Thursday, July 30, 2020

Foundation's End

Some 45 years after reading the original Foundation trilogy, I have now fished the other four books in the series.

The four books, two prequels and two sequels, came 30 years after the original trilogy and were very different in style. The original books comprised a series of fairly short episodes, each largely self contained though linked to the central theme of the Foundation, the collapsing empire and the Second Foundation. They were infused with politics and power, not to mention some memorable epigrams from Salvor Hardin; my favorite is still "Violence is the last refuge of the incompetent".
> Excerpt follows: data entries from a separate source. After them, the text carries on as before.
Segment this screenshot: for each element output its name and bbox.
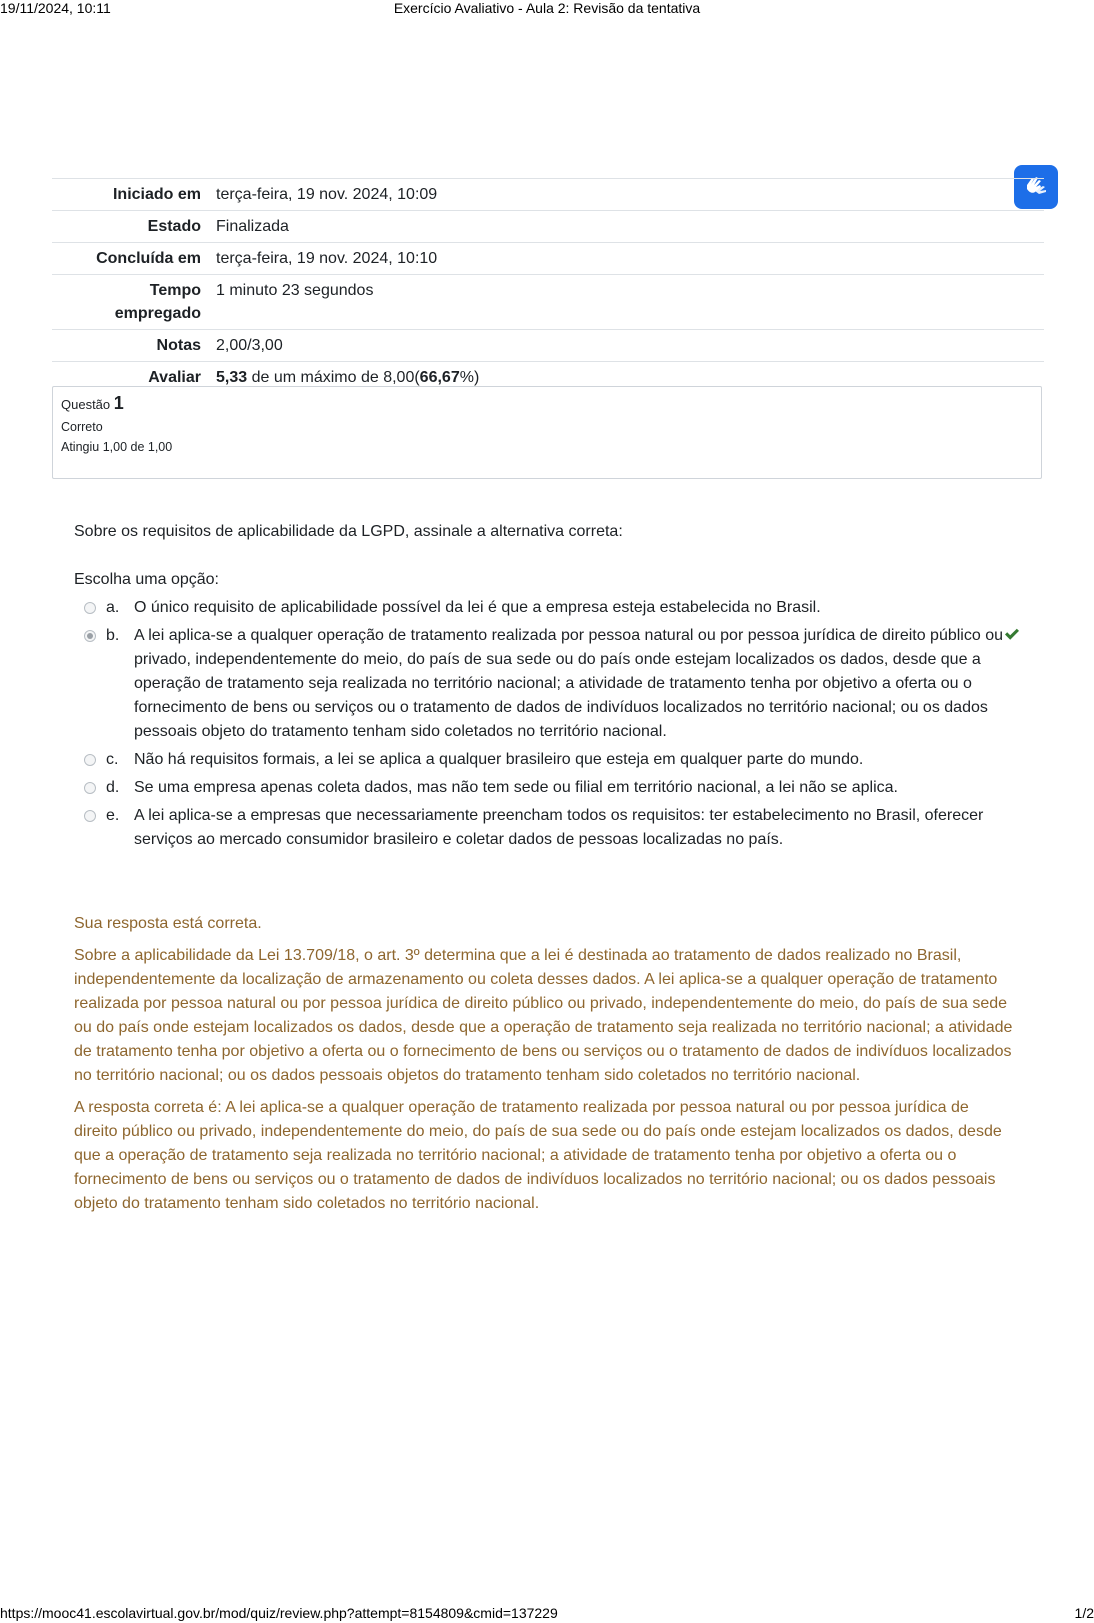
time-label — [52, 275, 211, 330]
summary-row-state — [52, 211, 1044, 243]
option-b[interactable] — [74, 624, 1014, 744]
print-page-title: Exercício Avaliativo - Aula 2: Revisão da tentativa — [393, 0, 701, 16]
check-icon — [1004, 624, 1020, 648]
feedback-result: Sua resposta está correta. — [74, 915, 262, 932]
option-letter: e. — [106, 807, 120, 824]
question-points: Atingiu 1,00 de 1,00 — [61, 440, 173, 454]
radio-e[interactable] — [84, 810, 96, 822]
started-label: Iniciado em — [112, 186, 201, 203]
option-text: Se uma empresa apenas coleta dados, mas não tem sede ou filial em território nacional, a lei não se aplica. — [134, 779, 898, 796]
summary-row-started — [52, 179, 1044, 211]
option-text: O único requisito de aplicabilidade possível da lei é que a empresa esteja estabelecida no Brasil. — [134, 599, 821, 616]
option-text: A lei aplica-se a qualquer operação de tratamento realizada por pessoa natural ou por pessoa jurídica de direito público ou privado, independentemente do meio, do país de sua sede ou do país onde estejam localizados os dados, desde que a operação de tratamento seja realizada no território nacional; a atividade de tratamento tenha por objetivo a oferta ou o fornecimento de bens ou serviços ou o tratamento de dados de indivíduos localizados no território nacional; ou os dados pessoais objeto do tratamento tenham sido coletados no território nacional. — [134, 627, 1003, 740]
question-status: Correto — [61, 420, 103, 434]
option-text: A lei aplica-se a empresas que necessariamente preencham todos os requisitos: ter estabelecimento no Brasil, oferecer serviços ao mercado consumidor brasileiro e coletar dados de pessoas localizadas no país. — [134, 807, 984, 848]
question-number — [61, 393, 1033, 414]
summary-row-completed — [52, 243, 1044, 275]
summary-row-marks — [52, 330, 1044, 362]
grade-label: Avaliar — [148, 369, 201, 386]
time-label-line-2: empregado — [114, 305, 201, 322]
completed-label: Concluída em — [96, 250, 201, 267]
grade-score: 5,33 — [216, 369, 248, 386]
started-value: terça-feira, 19 nov. 2024, 10:09 — [216, 186, 438, 203]
print-header — [0, 0, 1094, 18]
print-page-number: 1/2 — [1074, 1605, 1094, 1621]
radio-b-selected[interactable] — [84, 630, 96, 642]
question-info-box — [52, 386, 1042, 479]
print-footer — [0, 1605, 1094, 1623]
question-content — [74, 520, 1014, 856]
marks-label: Notas — [156, 337, 201, 354]
option-text: Não há requisitos formais, a lei se aplica a qualquer brasileiro que esteja em qualquer parte do mundo. — [134, 751, 864, 768]
grade-end: %) — [459, 369, 480, 386]
feedback-general: Sobre a aplicabilidade da Lei 13.709/18, o art. 3º determina que a lei é destinada ao tratamento de dados realizado no Brasil, independentemente da localização de armazenamento ou coleta desses dados. A lei aplica-se a qualquer operação de tratamento realizada por pessoa natural ou por pessoa jurídica de direito público ou privado, independentemente do meio, do país de sua sede ou do país onde estejam localizados os dados, desde que a operação de tratamento seja realizada no território nacional; a atividade de tratamento tenha por objetivo a oferta ou o fornecimento de bens ou serviços ou o tratamento de dados de indivíduos localizados no território nacional; ou os dados pessoais objetos do tratamento tenham sido coletados no território nacional. — [74, 947, 1013, 1084]
grade-mid: de um máximo de 8,00( — [247, 369, 420, 386]
print-datetime: 19/11/2024, 10:11 — [0, 0, 111, 16]
completed-value: terça-feira, 19 nov. 2024, 10:10 — [216, 250, 438, 267]
radio-c[interactable] — [84, 754, 96, 766]
answer-options — [74, 596, 1014, 852]
option-letter: b. — [106, 627, 120, 644]
question-number-value: 1 — [113, 393, 124, 413]
option-e[interactable] — [74, 804, 1014, 852]
option-c[interactable] — [74, 748, 1014, 772]
option-letter: d. — [106, 779, 120, 796]
feedback-section — [74, 912, 1014, 1224]
attempt-summary-table — [52, 178, 1044, 393]
option-letter: c. — [106, 751, 119, 768]
state-value: Finalizada — [216, 218, 289, 235]
grade-percent: 66,67 — [419, 369, 460, 386]
time-value: 1 minuto 23 segundos — [216, 282, 374, 299]
summary-row-time — [52, 275, 1044, 330]
print-url: https://mooc41.escolavirtual.gov.br/mod/quiz/review.php?attempt=8154809&cmid=137229 — [0, 1605, 558, 1621]
option-d[interactable] — [74, 776, 1014, 800]
answer-prompt: Escolha uma opção: — [74, 571, 219, 588]
state-label: Estado — [147, 218, 201, 235]
question-text: Sobre os requisitos de aplicabilidade da LGPD, assinale a alternativa correta: — [74, 523, 623, 540]
radio-d[interactable] — [84, 782, 96, 794]
feedback-right-answer: A resposta correta é: A lei aplica-se a qualquer operação de tratamento realizada por pessoa natural ou por pessoa jurídica de direito público ou privado, independentemente do meio, do país de sua sede ou do país onde estejam localizados os dados, desde que a operação de tratamento seja realizada no território nacional; a atividade de tratamento tenha por objetivo a oferta ou o fornecimento de bens ou serviços ou o tratamento de dados de indivíduos localizados no território nacional; ou os dados pessoais objeto do tratamento tenham sido coletados no território nacional. — [74, 1099, 1002, 1212]
time-label-line-1: Tempo — [149, 282, 201, 299]
marks-value: 2,00/3,00 — [216, 337, 283, 354]
option-a[interactable] — [74, 596, 1014, 620]
option-letter: a. — [106, 599, 120, 616]
radio-a[interactable] — [84, 602, 96, 614]
question-label: Questão — [61, 397, 111, 412]
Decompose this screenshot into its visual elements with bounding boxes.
Asimov's style changed completely in the 'quels. They are longer to begin with; and there is a single story in each in place of the small self-contained episodes of the original trilogy (hereafter just the "trilogy").  While he draws nicely on his robot stories, weaving them into both the pre- and se-quels, they are ultimately less satisfying.

The ideas are sparser, and that's not just because the books are longer. The big ideas, psycho-history in Foundation, the Mule in Foundation and Empire and the Second Foundation in its eponymous volume seem conspicuously absent. Gaia was not an original Asimov conception. And they lack the suspense that permeated the trilogy.

My final thought for the evening, is that Asimov couldn't decide whether to bring the series to an end.  Having woven the threads to bring the protagonists of the last volume face to face with R. Daneel Olivaw where he could easily have left things, he chose instead to hint, in the very last sentence, of a malevolent alien intelligence from another galaxy.

To my mind that was gratuitous; all the the pieces had been seemingly carefully orchestrated into the final "ah-ha" moment, providing a relatively satisfying clicking together of the last piece of the puzzle, yet he seems somehow to have balked at the last minute. Perhaps he got cold feet about bringing the series to a close, indeed bringing both streams of work to a close. We will likely never know.

But while the cliff-hanger ending (literally) to the Italian job ("Hang on a minute, lads. I've got a great idea."), this seemed contrived and out of place. A slightly sad way to end to one of the most important contributions to the science fiction genre.